It’s Restaurant Week here in we-all-know-where-but-I’m-not-saying-it. A week or two ago a fellow grad student sent an e-mail to a small group of womenfolk to see if anyone wanted to take advantage and do dinner tonight. I was up for it initially. When I saw that the best reservation we could get was for 8:30, I kind of already knew how that would play out. (Me and late plans don’t mix.) But part of me still wanted to give it a go, so I decided to wait and see.

I just e-mailed to cancel.

Bedtime-related excuses aside, I’ve realized that since coming here I’ve done the opposite of what one should do to build a social network, and that hasn’t been an accident. Case in point: I live 20 minutes away from campus. This kind of distance is trivial in many places but in WAKWBINSI means that almost every guest arriving to a ‘ladies’ night in’ I hosted at my place in December commented on how “far” I live. Living outside of town works well for a lot of reasons–more house for the money; when I leave campus, I can really leave campus; and I’ve never had to think about football traffic or undergrad neighbors–but has also made me an infrequent attender of happy hours and other similar gatherings.
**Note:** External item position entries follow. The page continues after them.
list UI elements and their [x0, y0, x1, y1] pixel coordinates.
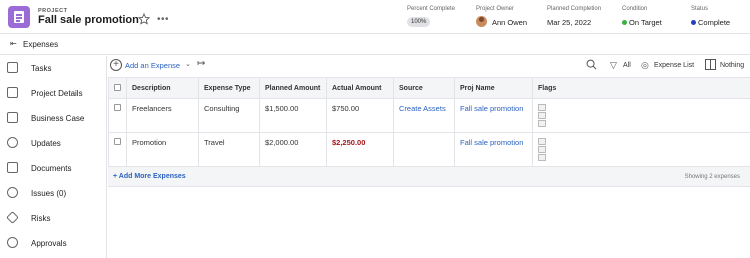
- table-row[interactable]: Freelancers Consulting $1,500.00 $750.00…: [108, 98, 750, 133]
- flags-cell: [532, 98, 750, 133]
- sidebar-item-issues[interactable]: Issues (0): [0, 181, 107, 206]
- flag-icon: [538, 154, 546, 161]
- planned-amount-cell[interactable]: $1,500.00: [259, 98, 327, 133]
- sidebar-item-label: Risks: [31, 214, 51, 223]
- actual-amount-cell[interactable]: $750.00: [326, 98, 394, 133]
- sidebar-item-updates[interactable]: Updates: [0, 131, 107, 156]
- expense-type-cell[interactable]: Travel: [198, 132, 260, 167]
- status-value[interactable]: Complete: [698, 18, 730, 27]
- planned-amount-cell[interactable]: $2,000.00: [259, 132, 327, 167]
- project-title[interactable]: Fall sale promotion: [38, 14, 139, 26]
- sidebar-item-project-details[interactable]: Project Details: [0, 81, 107, 106]
- sidebar-item-approvals[interactable]: Approvals: [0, 231, 107, 256]
- project-name-link[interactable]: Fall sale promotion: [454, 132, 533, 167]
- column-header[interactable]: Proj Name: [454, 77, 533, 99]
- flag-icon: [538, 104, 546, 111]
- tasks-icon: [7, 62, 18, 73]
- project-name-link[interactable]: Fall sale promotion: [454, 98, 533, 133]
- add-more-expenses-button[interactable]: + Add More Expenses: [113, 173, 186, 180]
- sidebar-item-label: Business Case: [31, 114, 85, 123]
- view-icon[interactable]: ◎: [641, 60, 649, 71]
- expense-type-cell[interactable]: Consulting: [198, 98, 260, 133]
- add-expense-button[interactable]: Add an Expense: [125, 61, 180, 70]
- flag-icon: [538, 120, 546, 127]
- condition-value[interactable]: On Target: [629, 18, 662, 27]
- sidebar: Tasks Project Details Business Case Upda…: [0, 56, 107, 258]
- chevron-down-icon[interactable]: ⌄: [185, 60, 191, 68]
- more-options-icon[interactable]: •••: [157, 14, 169, 25]
- sidebar-item-business-case[interactable]: Business Case: [0, 106, 107, 131]
- column-header[interactable]: Source: [393, 77, 455, 99]
- description-cell[interactable]: Promotion: [126, 132, 199, 167]
- sidebar-item-label: Tasks: [31, 64, 52, 73]
- percent-complete-label: Percent Complete: [407, 6, 456, 12]
- actual-amount-cell[interactable]: $2,250.00: [326, 132, 394, 167]
- status-dot-icon: [691, 20, 696, 25]
- sidebar-item-label: Approvals: [31, 239, 67, 248]
- sidebar-item-label: Issues (0): [31, 189, 67, 198]
- column-header[interactable]: Description: [126, 77, 199, 99]
- expense-table: Description Expense Type Planned Amount …: [108, 77, 750, 167]
- add-icon[interactable]: +: [110, 59, 122, 71]
- project-icon: [8, 6, 30, 28]
- grouping-select[interactable]: Nothing: [720, 62, 744, 69]
- flags-cell: [532, 132, 750, 167]
- planned-completion-label: Planned Completion: [547, 6, 602, 12]
- documents-icon: [7, 162, 18, 173]
- status-label: Status: [691, 6, 709, 12]
- project-owner-label: Project Owner: [476, 6, 515, 12]
- business-case-icon: [7, 112, 18, 123]
- planned-completion-value[interactable]: Mar 25, 2022: [547, 18, 591, 27]
- table-footer: + Add More Expenses Showing 2 expenses: [108, 167, 750, 187]
- view-select[interactable]: Expense List: [654, 62, 694, 69]
- search-icon[interactable]: [586, 59, 597, 70]
- issues-icon: [7, 187, 18, 198]
- collapse-icon[interactable]: ⇤: [10, 39, 17, 48]
- showing-count: Showing 2 expenses: [684, 174, 740, 180]
- sidebar-item-risks[interactable]: Risks: [0, 206, 107, 231]
- updates-icon: [7, 137, 18, 148]
- project-owner-value[interactable]: Ann Owen: [492, 18, 527, 27]
- sidebar-item-label: Updates: [31, 139, 61, 148]
- sidebar-item-tasks[interactable]: Tasks: [0, 56, 107, 81]
- details-icon: [7, 87, 18, 98]
- table-header-row: Description Expense Type Planned Amount …: [108, 77, 750, 99]
- source-link[interactable]: [393, 132, 455, 167]
- project-header: PROJECT Fall sale promotion ••• Percent …: [0, 0, 750, 34]
- sidebar-item-label: Project Details: [31, 89, 83, 98]
- description-cell[interactable]: Freelancers: [126, 98, 199, 133]
- expense-toolbar: + Add an Expense ⌄ ↦ ▽ All ◎ Expense Lis…: [108, 56, 750, 76]
- sidebar-item-label: Documents: [31, 164, 72, 173]
- column-header[interactable]: Planned Amount: [259, 77, 327, 99]
- section-header: ⇤ Expenses: [0, 35, 750, 55]
- star-icon[interactable]: [138, 13, 150, 25]
- table-row[interactable]: Promotion Travel $2,000.00 $2,250.00 Fal…: [108, 132, 750, 167]
- column-header[interactable]: Actual Amount: [326, 77, 394, 99]
- condition-label: Condition: [622, 6, 648, 12]
- risks-icon: [6, 211, 19, 224]
- percent-complete-value[interactable]: 100%: [407, 17, 431, 27]
- source-link[interactable]: Create Assets: [393, 98, 455, 133]
- select-all-checkbox[interactable]: [114, 83, 121, 91]
- sidebar-item-documents[interactable]: Documents: [0, 156, 107, 181]
- flag-icon: [538, 112, 546, 119]
- row-checkbox[interactable]: [114, 104, 121, 111]
- flag-icon: [538, 146, 546, 153]
- flag-icon: [538, 138, 546, 145]
- export-icon[interactable]: ↦: [197, 58, 205, 69]
- section-title: Expenses: [23, 40, 59, 49]
- grouping-icon[interactable]: [705, 59, 716, 70]
- filter-icon[interactable]: ▽: [610, 60, 617, 71]
- filter-select[interactable]: All: [623, 62, 631, 69]
- row-checkbox[interactable]: [114, 138, 121, 145]
- approvals-icon: [7, 237, 18, 248]
- column-header[interactable]: Expense Type: [198, 77, 260, 99]
- column-header[interactable]: Flags: [532, 77, 750, 99]
- condition-dot-icon: [622, 20, 627, 25]
- avatar[interactable]: [476, 16, 487, 27]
That? That’s not really true. If I’d found some fast friends or other people that I just really enjoyed being around en masse, I’d make the trip. (And in fact, I do and have for semi-regular brunch dates with an astronomer friend.) No, what’s really up is that, aside from the rare and marvelous occasions in which that chemistry is just there, in the grown-up world making friends takes work. It’s an investment. And I just haven’t been willing to put in the effort to build up that kind of love for people knowing that in relatively short measure, we’ll all part ways. Uprooting myself to move here was devastating in a way that I’d never experienced. So I think the internal logic goes- who the hell would knowingly sign up for that?
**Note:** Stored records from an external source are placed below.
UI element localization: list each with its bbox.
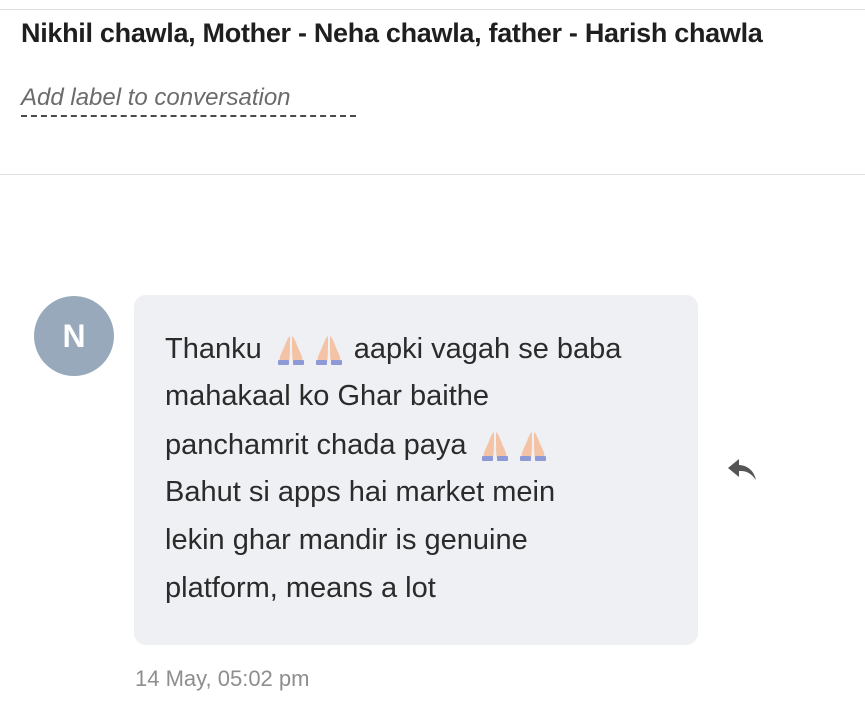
message-line-3: panchamrit chada paya bbox=[165, 428, 550, 462]
add-label-link[interactable]: Add label to conversation bbox=[21, 84, 356, 117]
reply-arrow-icon bbox=[728, 459, 756, 480]
message-timestamp: 14 May, 05:02 pm bbox=[135, 666, 310, 691]
message-line-1: Thanku aapki vagah se baba bbox=[165, 332, 621, 366]
message-line-6: platform, means a lot bbox=[165, 572, 436, 604]
message-line-4: Bahut si apps hai market mein bbox=[165, 476, 556, 508]
conversation-title: Nikhil chawla, Mother - Neha chawla, fat… bbox=[21, 18, 763, 48]
reply-button[interactable] bbox=[722, 452, 762, 488]
avatar: N bbox=[34, 296, 114, 376]
header-divider bbox=[0, 174, 865, 175]
top-divider bbox=[0, 9, 865, 10]
conversation-view: Nikhil chawla, Mother - Neha chawla, fat… bbox=[0, 0, 865, 716]
folded-hands-emoji-icon bbox=[482, 432, 509, 461]
message-line-5: lekin ghar mandir is genuine bbox=[165, 524, 528, 556]
folded-hands-emoji-icon bbox=[520, 432, 547, 461]
message-line-2: mahakaal ko Ghar baithe bbox=[165, 380, 490, 412]
folded-hands-emoji-icon bbox=[315, 336, 342, 365]
folded-hands-emoji-icon bbox=[277, 336, 304, 365]
avatar-initial: N bbox=[62, 317, 86, 354]
message-text-1a: Thanku bbox=[165, 332, 262, 365]
message-text-3: panchamrit chada paya bbox=[165, 428, 467, 461]
message-bubble: Thanku aapki vagah se baba mahakaal ko G… bbox=[134, 295, 698, 645]
message-text-1b: aapki vagah se baba bbox=[353, 332, 622, 365]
It’s weak, I know. And I have, without a doubt, missed out on fun times with good, smart people. Also, though I am by nature solitaria and generally quite happy that way, I’m pretty sure that my ability to interact with people close to my age in a non-professional setting has suffered–seriously, I think something has atrophied, and that is not a good look.

So slowly but surely, I’m going to start to try. Maybe not so much here, but still. It’s time to live a full life again. Looking forward to it.

3 responses »

  1. I never really connected with the students in my cohort. I did connect with people in other programs within the Ed School, but that was partly because a good friend (who I also had a long-term crush on) was in that program. That program also had another guy I soon began to crush on. Um… lots of connections are made that way.

    Anyway, since I was staying at the same school/in the same city, I knew a lot of people and didn’t really want to make new friends. I already had my support system. I didn’t live in the grad student housing like the others. I don’t know how much different my grad school experience would have been if I’d connected more with those women and man (9 to 1 ratio).

    I did connect much more to the next cohort and the other people who share my advisor.

  2. It sounds like you ended up with a nice bunch of friends- and it’s really nice that there were those pre-established relationships with friends and family to sustain you as you were building them.

    Our program does some things that I think reinforce boundaries between cohorts, which is not to say that you can’t make friends with newer students- but I think it happens less frequently. Our cohort was pretty socially active, but most of the people whose company I most enjoyed were farther along and were also parents of young children, which meant making the most out of time together in classes and meetings since additional outings can be that much more complicated to pull off.

    (I was so happy to see that you’re drafting chapters, btw.. can you see the end?)